Die aktuelle Ausgabe der Newsweek geht insbesondere darauf ein, dass das Department of Justice die Regulation von Online Poker in den Aufgabenbereich der einzelnen Staaten setzte und wie dadurch angeblich Kinder und Jugendliche gefärdert werden.

Durch die Berichterstattung der World Series of Poker, bei der ein großer Gewinner nach dem anderen gezeigt wird, werden die vielen Verlierer außer acht gelassen. Es entstehe ein verzerrtes Gesamtbild, an denen sich viele Kinder und angehende Erwachsene ein Beispiel zur Nachahmung nehmen. Die Suchtgefahr ist extrem hoch. So lautet die Kernaussage der bereits öffentlich kritisierten Autorin Leah McGrath Goodman.

Weiter führt sie aus, dass sich viele Jugendliche überschätzen und von der großen Pokerkarriere träumen.
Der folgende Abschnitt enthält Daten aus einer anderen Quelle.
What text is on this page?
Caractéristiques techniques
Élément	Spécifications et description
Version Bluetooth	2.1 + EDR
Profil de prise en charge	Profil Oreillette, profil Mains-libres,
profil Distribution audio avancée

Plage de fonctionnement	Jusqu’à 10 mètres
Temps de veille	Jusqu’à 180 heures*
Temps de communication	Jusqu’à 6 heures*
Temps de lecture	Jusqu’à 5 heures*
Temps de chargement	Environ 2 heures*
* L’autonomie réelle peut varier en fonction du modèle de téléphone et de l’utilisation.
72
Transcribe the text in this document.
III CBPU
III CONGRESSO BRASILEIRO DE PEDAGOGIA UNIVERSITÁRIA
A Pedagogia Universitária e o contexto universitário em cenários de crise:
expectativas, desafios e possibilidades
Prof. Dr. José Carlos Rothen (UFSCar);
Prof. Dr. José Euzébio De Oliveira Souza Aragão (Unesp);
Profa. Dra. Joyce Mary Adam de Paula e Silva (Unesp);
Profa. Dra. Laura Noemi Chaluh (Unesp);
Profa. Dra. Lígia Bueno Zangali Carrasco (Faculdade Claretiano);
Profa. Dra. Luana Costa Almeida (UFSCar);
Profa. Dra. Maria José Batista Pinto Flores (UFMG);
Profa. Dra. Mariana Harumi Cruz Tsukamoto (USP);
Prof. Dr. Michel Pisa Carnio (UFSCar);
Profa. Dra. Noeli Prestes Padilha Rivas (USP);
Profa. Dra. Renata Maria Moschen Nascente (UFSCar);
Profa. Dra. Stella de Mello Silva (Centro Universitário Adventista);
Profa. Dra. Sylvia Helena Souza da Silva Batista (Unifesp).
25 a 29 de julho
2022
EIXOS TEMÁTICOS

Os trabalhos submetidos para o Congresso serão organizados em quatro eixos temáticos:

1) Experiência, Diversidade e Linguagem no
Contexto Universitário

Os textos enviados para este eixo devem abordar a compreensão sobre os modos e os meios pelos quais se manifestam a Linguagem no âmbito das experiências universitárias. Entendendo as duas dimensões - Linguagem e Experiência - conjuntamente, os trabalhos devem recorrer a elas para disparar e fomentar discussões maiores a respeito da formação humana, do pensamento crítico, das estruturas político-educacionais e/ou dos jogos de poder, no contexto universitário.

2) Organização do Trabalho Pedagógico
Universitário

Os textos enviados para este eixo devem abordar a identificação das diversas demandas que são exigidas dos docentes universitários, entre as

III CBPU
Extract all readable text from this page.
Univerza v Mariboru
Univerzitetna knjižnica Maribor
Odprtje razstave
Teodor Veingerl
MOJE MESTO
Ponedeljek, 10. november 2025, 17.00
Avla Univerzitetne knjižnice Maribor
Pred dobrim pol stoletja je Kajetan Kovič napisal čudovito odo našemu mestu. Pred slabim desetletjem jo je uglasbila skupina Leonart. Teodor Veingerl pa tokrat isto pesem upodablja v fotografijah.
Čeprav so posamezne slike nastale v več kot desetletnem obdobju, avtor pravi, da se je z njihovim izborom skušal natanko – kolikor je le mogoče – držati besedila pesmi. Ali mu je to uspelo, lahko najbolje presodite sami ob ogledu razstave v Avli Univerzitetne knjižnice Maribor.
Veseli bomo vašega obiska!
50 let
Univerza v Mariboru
Sie lassen alles stehen und liegen, um sich ihre Existenz auf dem Kartenspiel aufzubauen, bevor sie letztendlich oftmals vor den Scherben ihres Lebens aufwachen: „Manche Kinder begehen sogar Selbstmord“, so Goodman.

Bei diesem Hetzartikel gegen Online Poker muss man eines ganz genau bedenken: Ist es Kindern nicht verboten Online Poker zu spielen? Natürlich ist es das, genauso wie alle anderen Online Glücksspiele auch. In Amerika sind Glücksspiele ab 21 Jahren erlaubt. Eltern tragen die Verantwortung für ihre Kinder. Egal in welchen Bereichen.